Hon. Ayariga admitted that despite supporting the policy of direct transfers to assemblies, there remains a critical need to invest heavily in sanitation infrastructure, especially in densely populated cities.
He argued that expecting metropolitan assemblies alone to finance and maintain major waste treatment plants is unrealistic, given the limited resources available to them under current allocations.
Property Tax Reforms
To address the funding gap, the Majority Leader championed property rate reforms as a sustainable solution. He argued that those who own and occupy properties in urban centres are the primary generators of waste and should therefore bear the cost of managing it. This, he said, aligns with the “polluter pays” principle.
“You cannot choose to live in Accra and then expect someone in Bawku to subsidise your waste management through the Common Fund,” he argued. According to him, experts estimate that Ghana could raise as much as 18 billion Ghana cedis annually if property rates were properly assessed and collected nationwide. Yet much of this potential revenue remains untapped.
Hon. Ayariga suggested that Greater Accra alone could generate not less than five billion Ghana cedis each year from property rates, given the high concentration of valuable properties in the region. He cited estimates indicating that the annual cost of managing Accra’s waste effectively is about one billion Ghana cedis.

If property rates were efficiently collected and even a fraction allocated to sanitation, he argued, the city could not only solve its waste crisis but also have resources left for other critical infrastructure, such as inner-city roads and drainage systems.
Beyond financing, the Majority Leader also called for a rethink of institutional responsibility for sanitation infrastructure. He argued that large-scale facilities such as major drains, waste transfer systems, treatment plants and landfills should be treated as public works infrastructure rather than the sole responsibility of local government authorities. In many countries, he observed, such infrastructure falls under ministries responsible for public works.

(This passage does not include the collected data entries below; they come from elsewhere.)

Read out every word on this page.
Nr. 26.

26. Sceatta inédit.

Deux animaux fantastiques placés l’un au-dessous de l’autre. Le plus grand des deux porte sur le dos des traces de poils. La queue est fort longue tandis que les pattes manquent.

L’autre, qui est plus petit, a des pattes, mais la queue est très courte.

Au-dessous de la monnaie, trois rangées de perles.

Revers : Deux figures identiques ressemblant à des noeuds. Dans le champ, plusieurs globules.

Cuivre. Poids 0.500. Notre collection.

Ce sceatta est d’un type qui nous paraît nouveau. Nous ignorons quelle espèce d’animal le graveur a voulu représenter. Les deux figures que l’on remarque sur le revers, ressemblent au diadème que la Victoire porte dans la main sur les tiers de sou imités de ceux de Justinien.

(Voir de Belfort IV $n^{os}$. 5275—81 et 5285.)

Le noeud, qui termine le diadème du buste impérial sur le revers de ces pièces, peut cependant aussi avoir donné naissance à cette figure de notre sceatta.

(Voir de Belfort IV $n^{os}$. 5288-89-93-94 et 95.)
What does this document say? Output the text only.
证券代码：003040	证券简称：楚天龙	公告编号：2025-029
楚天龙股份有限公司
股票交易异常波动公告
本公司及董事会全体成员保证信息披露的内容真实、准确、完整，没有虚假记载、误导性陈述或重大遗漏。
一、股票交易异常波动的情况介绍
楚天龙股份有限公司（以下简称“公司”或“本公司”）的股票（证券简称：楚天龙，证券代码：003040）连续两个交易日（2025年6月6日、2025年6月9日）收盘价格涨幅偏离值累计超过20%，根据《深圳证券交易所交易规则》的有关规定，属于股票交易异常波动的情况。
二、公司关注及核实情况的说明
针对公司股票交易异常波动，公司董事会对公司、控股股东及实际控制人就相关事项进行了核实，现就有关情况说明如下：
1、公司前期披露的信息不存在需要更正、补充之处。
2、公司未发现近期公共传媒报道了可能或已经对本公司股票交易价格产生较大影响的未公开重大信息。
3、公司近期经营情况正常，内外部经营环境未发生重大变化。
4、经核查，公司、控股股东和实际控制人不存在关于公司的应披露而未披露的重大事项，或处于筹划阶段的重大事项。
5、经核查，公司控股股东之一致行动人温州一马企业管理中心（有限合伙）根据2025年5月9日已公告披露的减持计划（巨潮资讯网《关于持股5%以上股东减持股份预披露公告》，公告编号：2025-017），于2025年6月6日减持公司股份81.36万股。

Increasing Budget Allocations
In that regard, Hon. Ayariga urged Parliament to advocate for increased budgetary allocations to the Ministry of Works and Housing to enable it to construct and maintain major sanitation infrastructure in heavily populated municipalities. He said district assemblies clearly lack the capacity to invest in such large-scale projects on their own, and expecting them to do so only deepens the crisis.
While acknowledging that the committee report raised several other important issues, the Majority Leader said time constraints prevented him from addressing them all on the floor.
He nevertheless commended the committee’s chairperson for what he described as diligent work and encouraged continued oversight visits to sanitation facilities across the country.
According to him, sustained parliamentary scrutiny and open debate are essential to crafting practical solutions and making informed recommendations to the Executive.

Hon. Ayariga concluded by reiterating that Ghana’s sanitation crisis demands urgent but thoughtful action. He cautioned against what he described as “lazy solutions” that rely on dipping into the Common Fund without addressing the real sources of waste and the failure to collect existing revenues.
For him, property rate reform, stronger institutional coordination and targeted investment in infrastructure offer a more equitable and sustainable path to restoring sanitation in Accra and preventing a broader national breakdown.